At the KNMI we are developing a tool for the detection and display of severe weather phenomena related to convective systems, like heavy rainfall, thunderstorms, windgusts, and summer hail. This ``Severe Weather Product'' is to be used for nowcasting and short-term forecasting of these weather phenomena. Radar data, both reflectivity and velocity, will be the primary source of information, and it will be completed with other observations and data from numerical weather prediction (NWP) models. Currently, the KNMI operates two C-band Doppler Radars which are performing low-elevation volume-scans every 5 minutes and extensive volume-scans every 15 minutes. The first sub-product under consideration is a tool for the detection and display of summer hail using non-Doppler Radar data and temperature information from NWP models.

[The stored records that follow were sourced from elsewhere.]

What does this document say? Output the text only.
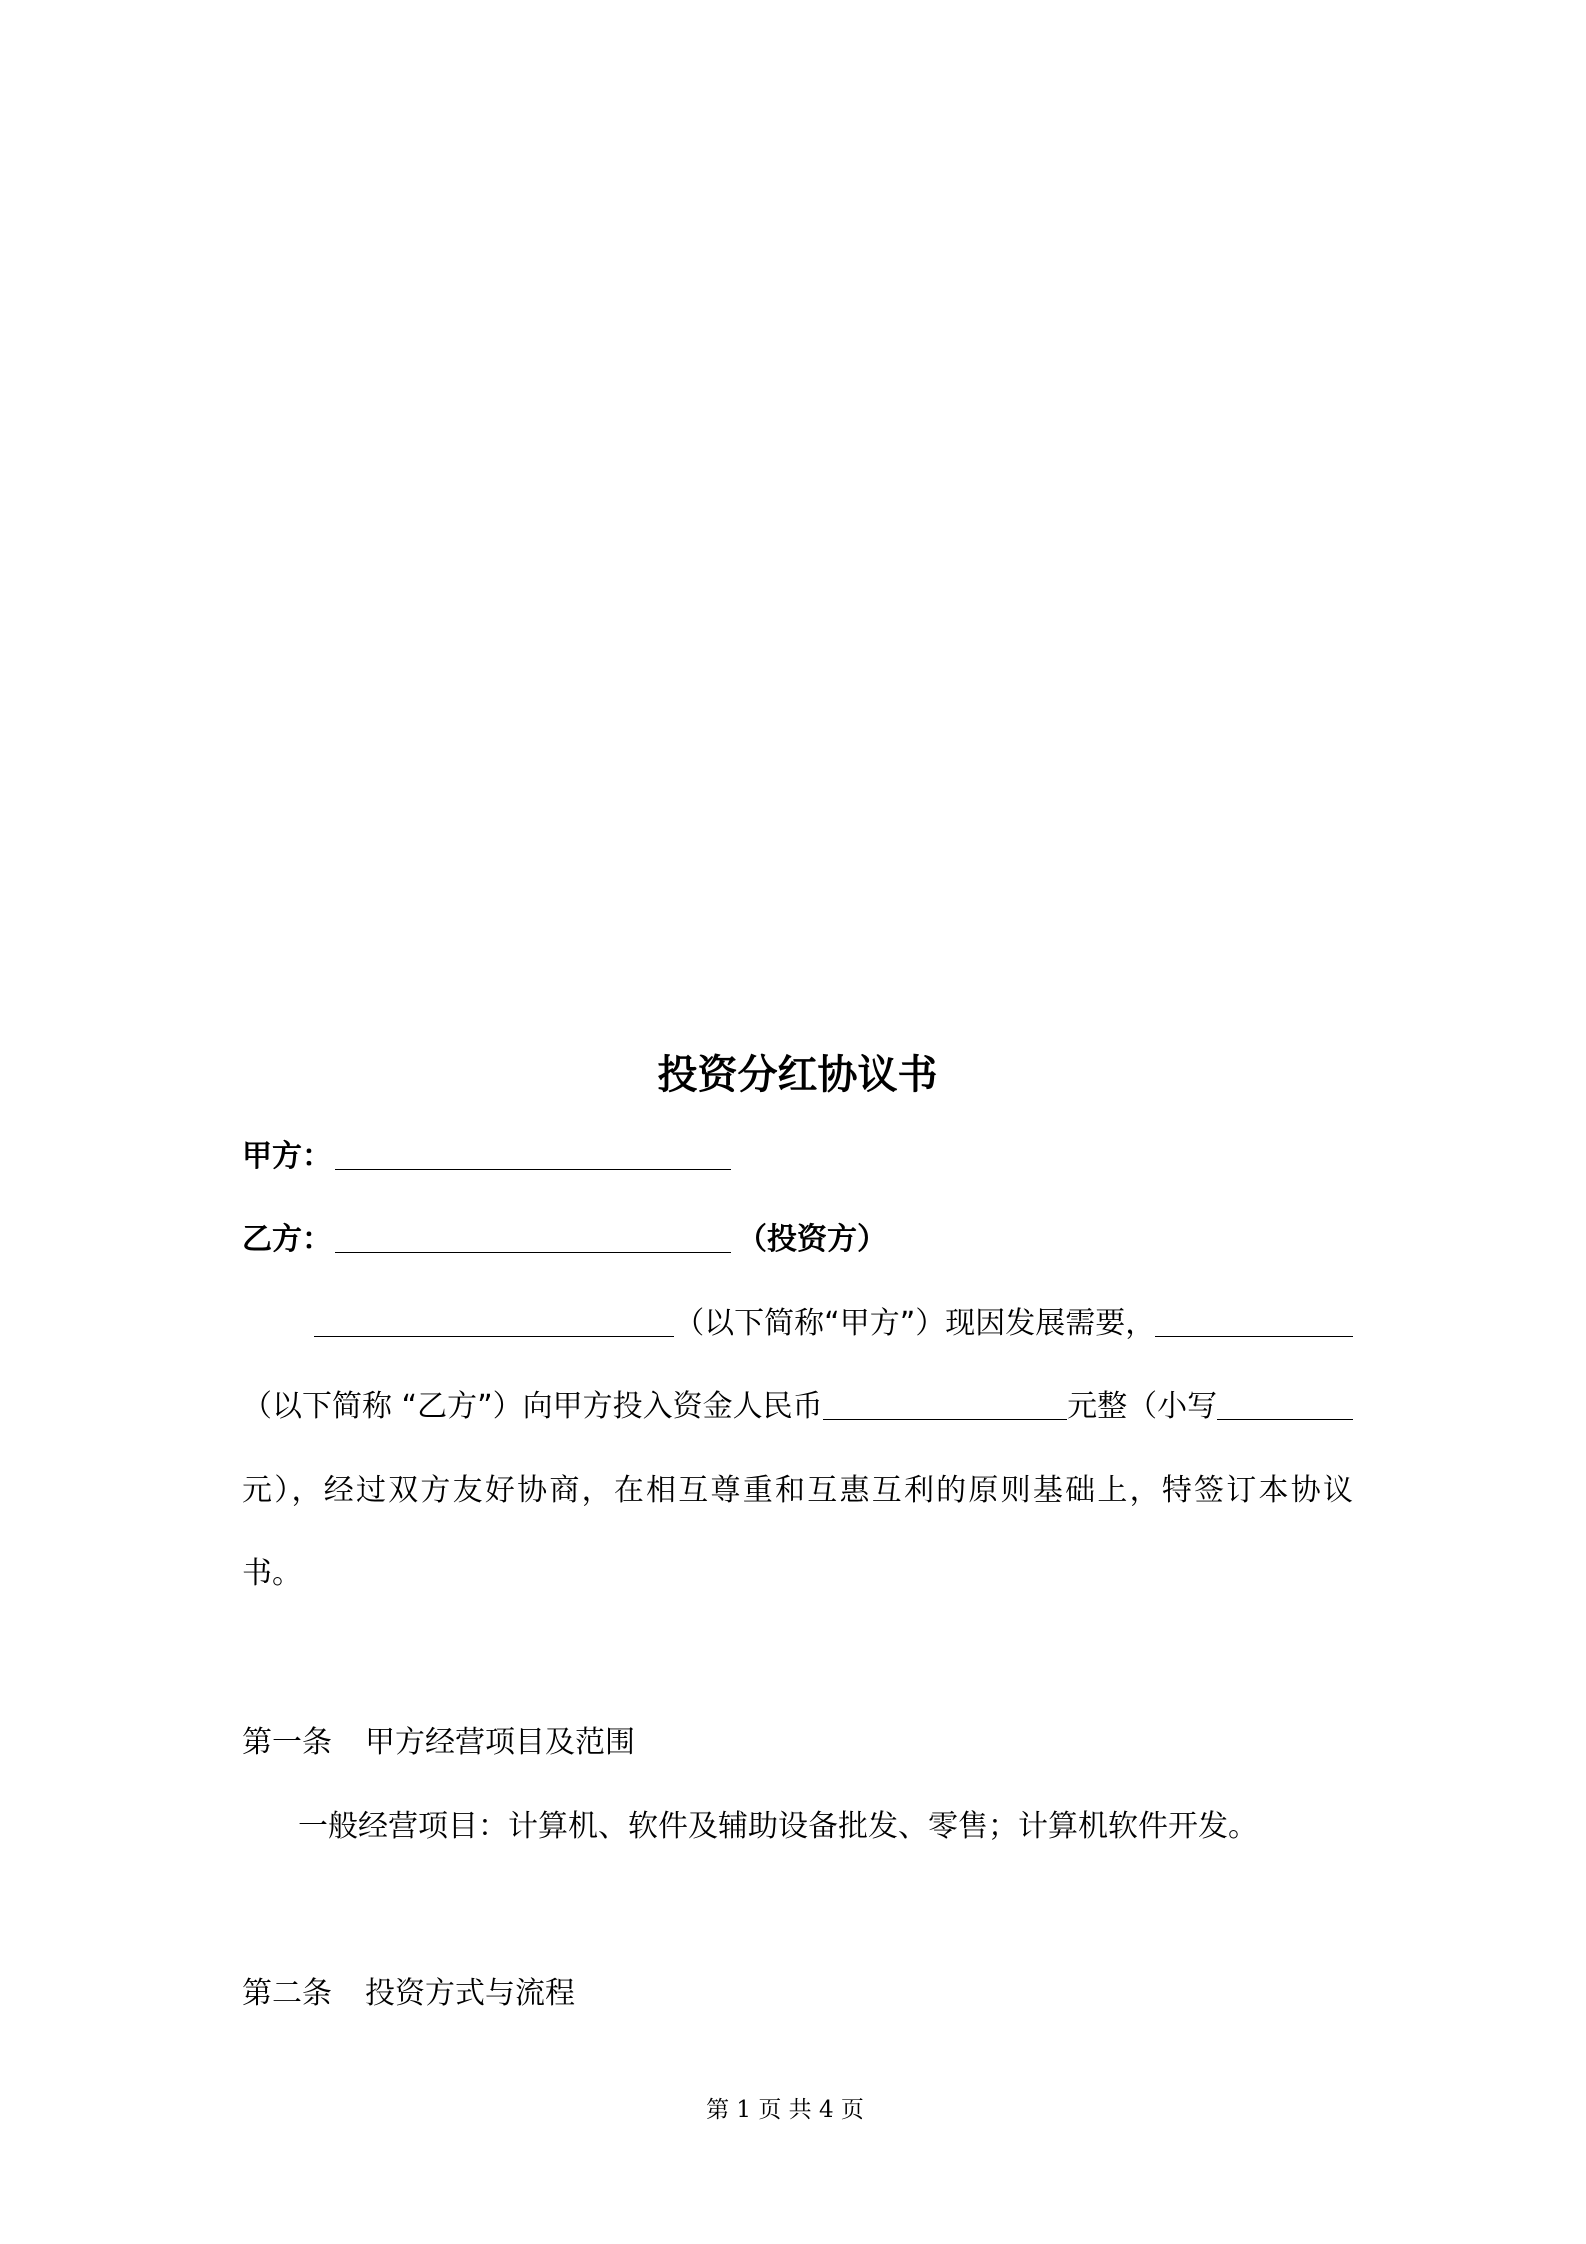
投资分红协议书
甲方：
乙方：	（投资方）
（以下简称“甲方”）现因发展需要，
（以下简称 “乙方”）向甲方投入资金人民币	元整（小写
元），经过双方友好协商，在相互尊重和互惠互利的原则基础上，特签订本协议
书。
第一条 甲方经营项目及范围
一般经营项目：计算机、软件及辅助设备批发、零售；计算机软件开发。
第二条 投资方式与流程
第 1 页 共 4 页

From literature five methods for the detection of summer hail using Radar reflectivity have been selected. First of all, the method based on the bare Radar reflectivity with a threshold and that on the Vertically Integrated Liquid (VIL) with a threshold are selected. The method developed recently in New Zealand by Auer, in which Radar reflectivity is combined with cloud-top temperatures, is selected as well. Finally, the two methods which are currently in use within the framework of NEXRAD, i.e., the method of Waldvogel and the Severe Hail Index (SHI), are chosen. These five different methods have been tested on severe weather events in the Netherlands during the summer of 1999. As ground truth, observations by the 321 volunteers of the (rainfall) observer network of the KNMI as well as detailed hail damage reports from agricultural insurance companies have been taken. Evidently, some hail events will not have been observed due to their small spatial extent and/or their short time duration. Both the effect of this incomplete ground truth dataset as the effect of possible spatial mismatches between the high-altitude Radar observations and the ground truth observations on the scoring parameters, like the Critical Success Index (CSI), have been investigated. The results of the comparison between these five methods for detection of hail will be presented in detail.